Tuesday, March 8, 2011

Group Work vs. Cooperative Learning

I mentioned in my other post that I loved the way that the Boaler article talked about interactions between students and this article also discusses the relationships that students have with each other when working in group settings. This is a very important aspect of group work that I often forget about because we assume that students already have relationships with each other. Although this might be true, students don’t always have the most positive relationships and we need to explicitly teach how to be respectful and how to properly contribute to a group.

We have talked a lot at my school about cooperative learning this year, which emphasizes the importance of students working in groups and each student having a specific role. It prevents students from sitting in the group and not participating. Vygotsky is referenced as promoting the opportunity for students to talk about what they are learning, which means that group discussions are important, but they are only valuable if all members are able to speak and be heard.


  1. May I be bold and ask if you feel that there is a difference between group work represented in these articles and cooperative learning? Or is cooperative learning, in fact group work?

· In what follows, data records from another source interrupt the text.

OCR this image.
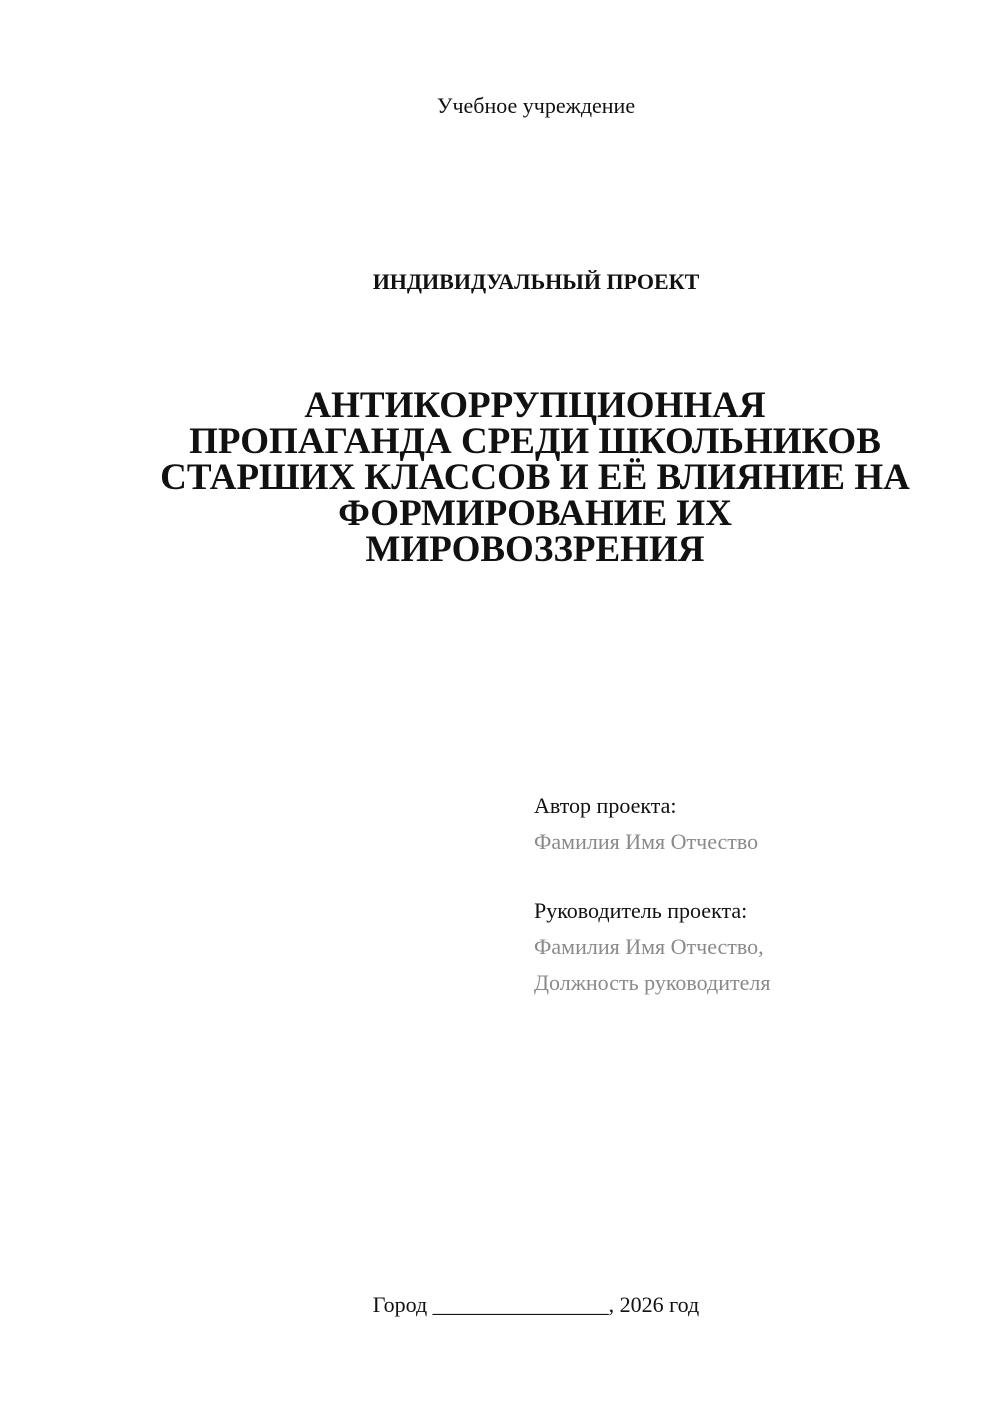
Учебное учреждение
ИНДИВИДУАЛЬНЫЙ ПРОЕКТ
АНТИКОРРУПЦИОННАЯ
ПРОПАГАНДА СРЕДИ ШКОЛЬНИКОВ
СТАРШИХ КЛАССОВ И ЕЁ ВЛИЯНИЕ НА
ФОРМИРОВАНИЕ ИХ
МИРОВОЗЗРЕНИЯ
Автор проекта:
Фамилия Имя Отчество
Руководитель проекта:
Фамилия Имя Отчество,
Должность руководителя
Город ________________, 2026 год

I must admit it has been awhile since I read material regarding cooperative learning, but I wondered if you felt there is a difference?

  2. I would consider Boaler's and Chizhen's work (some of the literature they refer to is in collaborative learning volumes), but I agree it feel different than the work of Slavin and Johnson.

  3. Various people use different terms like group work, cooperative learning, collaborative learning... are there more?
    Personally, I think that when we set up people to work in groups, there are lots of different dynamics that can play out. So I resist the impulse to label differently unless I know what students are really doing, and then sometimes i'll talk about group work that is 'truly collaborative,' or something like that.
    To me, the bigger question is - what do students do when the work together? How can we help them do that better so they learn more/better?

  4. I guess you're right that there are different terms that can refer to the same idea. Cooperative learning is just a big buzz word at my school and the teacher who is really heading that movement begins every presentation he does by saying that it's different than group work. I suppose that he should really define what he means by that as well.

    In my own experience, I see that when students are simply placed in groups and asked to complete a task, there are students who take over and those who do not participate. I think that's normal because there are so many different personalities in a class and each student has a different way that is their strength in communicating. As the articles we read this week suggest, there is a lot that has to be done in the classroom culture in order to ensure that work done in groups is meaningful.

  5. Kagan Cooperative Learning is a great place to start to truly see the difference between Group Work and Cooperative Learning. TRUE cooperative learning is achieved because there is a structure and adheres to four basic principles which are Positive Interdependence, Individual Accountability, Equal Participation, and Simultaneous Interaction.